It’s a public holiday today and we are enjoying a much needed break from work. Especially for my wife, who had to deal with the fallout of the major restructuring announcement and a project deliverable in the last 2 weeks. This has been tough for her but it looks to be a long drawn-out battle of strategy, wits and negotiation. So she must rest when possible, ensure that job deliverables are still being met, while working on securing something internally at the bank for herself in the short to medium term.
Anyway, both of us are also clearing our work to get ready to go on leave for 1 to 2 weeks. We can’t travel anywhere internationally but should go out as a family to engage in domestic tourism here in Singapore. As long as we are not staying at home because we have been doing a lot of that in the past few months. It looks like we should still be working from home for now and this arrangement allows us to spend more time with the baby. He’s coming to 9 months old and is fortunate to have so much time with his parents every day.
Especially with me as a father because I wasn’t expecting to be there for him this much. Since I have been working from home, I didn’t see the need to take any leave during this period of time. As a result, I have built up a significant number of leave days for this year. I plan to use a bit every week from Sep to give myself shorter work weeks, encash some of them and carry forward the remaining to next year. When I eventually have to go back to the office, these leave days should come in handy then.
Since we still have our jobs for now, our salary income allows us to continue with our weekly investment plans. We have also started manually Dollar-Cost Averaging (DCA) into S&P 500 and World ETFs every other week to keep increasing our investment positions in the markets. Took a while to set this up because prices have gone up significantly in the last month. But we decided to just go ahead with a basic level of manual DCA and adjust the investing amounts accordingly depending on how the economic situation develops.
With the shares of local banks falling due to the announcement by MAS asking them to cap dividends this year in light of the economic uncertainty, we took the opportunity to invest in local bank stocks and SG ETF. As we haven’t been manually investing much since Mar, there has been a cash build-up with our savings going up and expenses going down. Banks have also cut the interest rates on their savings accounts. Which has translated into higher opportunity costs of holding cash for us. When the interest rates used to be higher, the opportunity costs were lower as we held more cash to wait for market falls to invest. Doing the same thing now no longer works as well with the lower interest rates on cash dragging the asset portfolio returns down.

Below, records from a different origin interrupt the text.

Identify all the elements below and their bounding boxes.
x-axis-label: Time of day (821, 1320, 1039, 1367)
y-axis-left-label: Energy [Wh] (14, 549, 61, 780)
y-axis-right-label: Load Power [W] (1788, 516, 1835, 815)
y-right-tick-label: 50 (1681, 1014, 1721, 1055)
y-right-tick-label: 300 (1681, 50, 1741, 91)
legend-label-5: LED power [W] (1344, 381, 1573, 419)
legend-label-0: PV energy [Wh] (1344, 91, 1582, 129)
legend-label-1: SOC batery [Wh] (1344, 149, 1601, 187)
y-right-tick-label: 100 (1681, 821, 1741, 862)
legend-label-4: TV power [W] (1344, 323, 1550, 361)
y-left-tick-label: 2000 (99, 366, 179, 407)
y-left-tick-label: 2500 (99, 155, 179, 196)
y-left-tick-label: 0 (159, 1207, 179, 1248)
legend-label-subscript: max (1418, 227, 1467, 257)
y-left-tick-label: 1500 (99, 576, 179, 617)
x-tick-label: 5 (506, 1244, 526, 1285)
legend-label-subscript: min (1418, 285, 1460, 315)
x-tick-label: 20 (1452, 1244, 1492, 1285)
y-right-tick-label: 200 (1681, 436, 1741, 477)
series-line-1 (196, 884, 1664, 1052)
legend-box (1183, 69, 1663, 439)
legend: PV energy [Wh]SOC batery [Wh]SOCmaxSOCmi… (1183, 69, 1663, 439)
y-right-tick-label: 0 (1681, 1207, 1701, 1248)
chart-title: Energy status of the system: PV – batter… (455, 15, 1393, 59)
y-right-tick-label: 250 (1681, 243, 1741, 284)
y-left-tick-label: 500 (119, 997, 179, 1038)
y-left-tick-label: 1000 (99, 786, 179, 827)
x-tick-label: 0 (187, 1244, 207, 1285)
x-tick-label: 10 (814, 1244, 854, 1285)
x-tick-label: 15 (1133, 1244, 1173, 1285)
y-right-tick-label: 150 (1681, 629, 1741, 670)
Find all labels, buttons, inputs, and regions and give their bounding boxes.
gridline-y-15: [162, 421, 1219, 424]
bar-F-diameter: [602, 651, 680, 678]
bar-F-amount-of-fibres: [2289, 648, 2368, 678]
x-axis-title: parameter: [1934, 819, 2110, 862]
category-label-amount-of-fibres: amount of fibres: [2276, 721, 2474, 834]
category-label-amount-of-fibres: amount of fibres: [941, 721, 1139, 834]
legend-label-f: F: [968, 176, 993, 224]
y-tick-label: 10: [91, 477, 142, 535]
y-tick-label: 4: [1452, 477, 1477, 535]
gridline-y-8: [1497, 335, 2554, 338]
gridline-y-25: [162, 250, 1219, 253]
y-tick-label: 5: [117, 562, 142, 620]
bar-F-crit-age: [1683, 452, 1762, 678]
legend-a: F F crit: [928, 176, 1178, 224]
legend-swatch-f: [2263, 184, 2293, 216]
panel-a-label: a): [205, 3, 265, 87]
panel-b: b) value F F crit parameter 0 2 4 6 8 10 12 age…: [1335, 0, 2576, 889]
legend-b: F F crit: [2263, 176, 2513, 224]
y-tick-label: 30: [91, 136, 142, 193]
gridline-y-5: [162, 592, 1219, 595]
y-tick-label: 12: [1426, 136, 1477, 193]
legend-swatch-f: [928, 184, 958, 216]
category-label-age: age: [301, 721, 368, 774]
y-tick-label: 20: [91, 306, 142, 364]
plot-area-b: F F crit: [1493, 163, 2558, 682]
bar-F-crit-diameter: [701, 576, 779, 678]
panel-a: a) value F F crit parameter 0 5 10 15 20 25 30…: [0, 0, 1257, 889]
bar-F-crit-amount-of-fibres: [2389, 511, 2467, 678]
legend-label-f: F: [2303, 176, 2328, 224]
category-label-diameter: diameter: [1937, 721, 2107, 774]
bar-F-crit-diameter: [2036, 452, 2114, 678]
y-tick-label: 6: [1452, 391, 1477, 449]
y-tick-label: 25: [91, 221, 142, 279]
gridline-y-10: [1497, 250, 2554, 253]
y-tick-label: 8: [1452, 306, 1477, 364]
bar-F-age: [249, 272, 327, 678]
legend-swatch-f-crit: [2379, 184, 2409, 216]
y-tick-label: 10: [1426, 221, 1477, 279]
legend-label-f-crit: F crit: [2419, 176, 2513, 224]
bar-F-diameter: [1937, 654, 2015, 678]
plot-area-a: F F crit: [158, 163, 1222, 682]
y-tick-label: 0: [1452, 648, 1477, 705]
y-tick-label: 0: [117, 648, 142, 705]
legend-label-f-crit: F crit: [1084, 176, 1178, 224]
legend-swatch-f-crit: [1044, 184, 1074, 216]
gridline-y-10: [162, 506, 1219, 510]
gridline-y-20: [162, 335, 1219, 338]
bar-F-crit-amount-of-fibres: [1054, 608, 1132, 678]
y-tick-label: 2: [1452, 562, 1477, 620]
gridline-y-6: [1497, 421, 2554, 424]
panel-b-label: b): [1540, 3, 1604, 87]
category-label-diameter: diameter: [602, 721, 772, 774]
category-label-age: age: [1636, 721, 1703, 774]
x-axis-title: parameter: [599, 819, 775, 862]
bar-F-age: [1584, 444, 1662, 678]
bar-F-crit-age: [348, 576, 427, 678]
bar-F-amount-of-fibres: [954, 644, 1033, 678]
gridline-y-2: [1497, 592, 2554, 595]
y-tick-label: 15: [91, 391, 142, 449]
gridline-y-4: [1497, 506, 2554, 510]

We have changed this strategy to deploy our cash more readily every month when there’s price weakness in the markets. This rebalances the proportion split between cash and investments in our asset portfolio more frequently to keep the allocation healthy. We will always look to maintain a large cash balance because of the financial buffers it provide. But the key is to keep the cash holding percentage of our asset portfolio consistent and not let it go up. This means that the cash balance amount is still increasing but in proportion with the rest of the components of our asset portfolio. It’s a balanced asset allocation approach and works well to navigate such uncertain economic times.